To understand the risks posed by AI, it helps to understand AI itself – both how it currently works and how it might work in the future. This involves the details of its design and training, as well as research into the interpretability of the resulting systems.
On a more abstract level, it helps to understand the dynamics that could create existential risks if AI is scaled up to intelligence far above the human level, Various concepts have been defined to help us think about such risks.
We want to act strategically requires models of how the future of advanced AI will play out. This involves answering questions like when we will get advanced AI, how fast the transition to a superintelligence will be, and what a superintelligence would be capable of.

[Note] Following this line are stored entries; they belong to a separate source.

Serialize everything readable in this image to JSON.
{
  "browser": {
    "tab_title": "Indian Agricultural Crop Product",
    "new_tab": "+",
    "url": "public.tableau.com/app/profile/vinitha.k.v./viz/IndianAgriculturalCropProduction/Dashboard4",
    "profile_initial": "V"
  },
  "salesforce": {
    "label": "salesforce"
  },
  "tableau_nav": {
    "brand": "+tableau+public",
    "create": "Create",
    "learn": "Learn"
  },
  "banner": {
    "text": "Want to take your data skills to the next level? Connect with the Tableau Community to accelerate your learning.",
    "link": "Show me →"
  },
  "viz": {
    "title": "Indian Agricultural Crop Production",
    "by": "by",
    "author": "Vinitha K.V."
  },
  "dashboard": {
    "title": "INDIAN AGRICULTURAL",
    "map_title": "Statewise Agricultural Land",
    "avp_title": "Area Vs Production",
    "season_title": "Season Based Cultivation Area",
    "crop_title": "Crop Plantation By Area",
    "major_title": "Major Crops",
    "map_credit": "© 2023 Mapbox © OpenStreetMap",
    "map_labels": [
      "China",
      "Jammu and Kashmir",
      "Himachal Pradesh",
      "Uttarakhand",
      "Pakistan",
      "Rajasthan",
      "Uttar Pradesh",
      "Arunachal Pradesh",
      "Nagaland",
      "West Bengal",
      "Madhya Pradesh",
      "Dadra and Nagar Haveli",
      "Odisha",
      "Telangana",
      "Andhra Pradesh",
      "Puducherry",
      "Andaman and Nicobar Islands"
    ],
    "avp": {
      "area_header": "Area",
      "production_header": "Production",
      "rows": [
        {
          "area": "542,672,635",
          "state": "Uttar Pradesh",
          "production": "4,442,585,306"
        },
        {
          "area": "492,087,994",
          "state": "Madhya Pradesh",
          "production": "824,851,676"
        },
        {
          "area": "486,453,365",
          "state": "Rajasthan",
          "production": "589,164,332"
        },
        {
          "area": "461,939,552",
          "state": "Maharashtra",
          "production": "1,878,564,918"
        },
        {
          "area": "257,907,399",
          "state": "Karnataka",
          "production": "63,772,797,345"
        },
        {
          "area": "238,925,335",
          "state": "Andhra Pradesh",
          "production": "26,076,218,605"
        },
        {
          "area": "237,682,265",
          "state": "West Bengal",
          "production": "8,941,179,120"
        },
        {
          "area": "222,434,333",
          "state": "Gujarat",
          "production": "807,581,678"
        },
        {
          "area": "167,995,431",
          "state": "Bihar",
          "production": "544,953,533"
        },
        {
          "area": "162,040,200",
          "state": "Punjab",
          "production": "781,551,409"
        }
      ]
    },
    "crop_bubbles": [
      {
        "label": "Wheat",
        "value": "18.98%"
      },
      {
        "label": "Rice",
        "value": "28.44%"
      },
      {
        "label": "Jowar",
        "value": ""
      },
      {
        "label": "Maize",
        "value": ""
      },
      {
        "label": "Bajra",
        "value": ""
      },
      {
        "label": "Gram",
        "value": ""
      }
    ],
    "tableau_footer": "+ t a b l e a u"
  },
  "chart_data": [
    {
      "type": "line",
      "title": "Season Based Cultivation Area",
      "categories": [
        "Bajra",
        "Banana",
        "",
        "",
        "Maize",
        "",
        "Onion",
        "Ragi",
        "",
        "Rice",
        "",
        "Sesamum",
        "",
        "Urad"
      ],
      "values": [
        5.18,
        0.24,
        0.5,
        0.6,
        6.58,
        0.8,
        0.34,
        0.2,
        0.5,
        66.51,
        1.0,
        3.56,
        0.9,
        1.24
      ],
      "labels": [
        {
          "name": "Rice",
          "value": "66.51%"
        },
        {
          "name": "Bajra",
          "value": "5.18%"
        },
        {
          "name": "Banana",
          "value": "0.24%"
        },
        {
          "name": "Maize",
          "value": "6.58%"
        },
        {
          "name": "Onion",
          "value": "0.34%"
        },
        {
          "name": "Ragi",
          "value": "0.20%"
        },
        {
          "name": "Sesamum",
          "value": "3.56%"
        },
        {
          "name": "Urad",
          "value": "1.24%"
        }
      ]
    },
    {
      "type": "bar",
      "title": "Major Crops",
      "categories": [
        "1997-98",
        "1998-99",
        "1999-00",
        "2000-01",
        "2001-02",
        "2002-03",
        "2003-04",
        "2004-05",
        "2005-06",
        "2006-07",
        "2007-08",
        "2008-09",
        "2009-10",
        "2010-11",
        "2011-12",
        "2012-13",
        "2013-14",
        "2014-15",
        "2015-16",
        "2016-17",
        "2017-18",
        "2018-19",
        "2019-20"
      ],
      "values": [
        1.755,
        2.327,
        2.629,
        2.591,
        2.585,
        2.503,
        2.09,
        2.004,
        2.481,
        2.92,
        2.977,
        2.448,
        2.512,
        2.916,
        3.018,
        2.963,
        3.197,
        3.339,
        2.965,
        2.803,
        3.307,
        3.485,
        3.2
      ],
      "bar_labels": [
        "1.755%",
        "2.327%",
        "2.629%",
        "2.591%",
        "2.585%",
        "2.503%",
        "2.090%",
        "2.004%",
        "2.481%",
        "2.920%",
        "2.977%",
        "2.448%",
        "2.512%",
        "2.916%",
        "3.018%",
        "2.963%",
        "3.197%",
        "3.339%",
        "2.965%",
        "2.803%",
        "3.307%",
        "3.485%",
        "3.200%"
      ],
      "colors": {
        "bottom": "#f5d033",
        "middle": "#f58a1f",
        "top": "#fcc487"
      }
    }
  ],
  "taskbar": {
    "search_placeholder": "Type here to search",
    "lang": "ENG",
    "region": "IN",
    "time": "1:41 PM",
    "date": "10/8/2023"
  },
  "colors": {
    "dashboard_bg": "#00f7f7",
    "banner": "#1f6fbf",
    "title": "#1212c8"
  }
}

A key part of mitigating AI risk is aligning AI with human intentions. There are a range of approaches to this: for example, methods like adversarial training and learning from human feedback have made current AI systems more likely to produce the kinds of outputs intended by their designers. However, these methods have weaknesses, and the safety methods used on existing models may not generalize to future contexts. There are various proposals for scaling safety techniques as capabilities increase, as well as attempts to investigate the alignment problem at a more fundamental level.
Where technical alignment is about the design of AI systems, AI governance is about human decision-making around those systems. It focuses on designing 1) policies for safe AI development and deployment, for both current and future AI systems, and 2) incentive and enforcement mechanisms to ensure that relevant actors, such as governments and AI developers, follow those policies.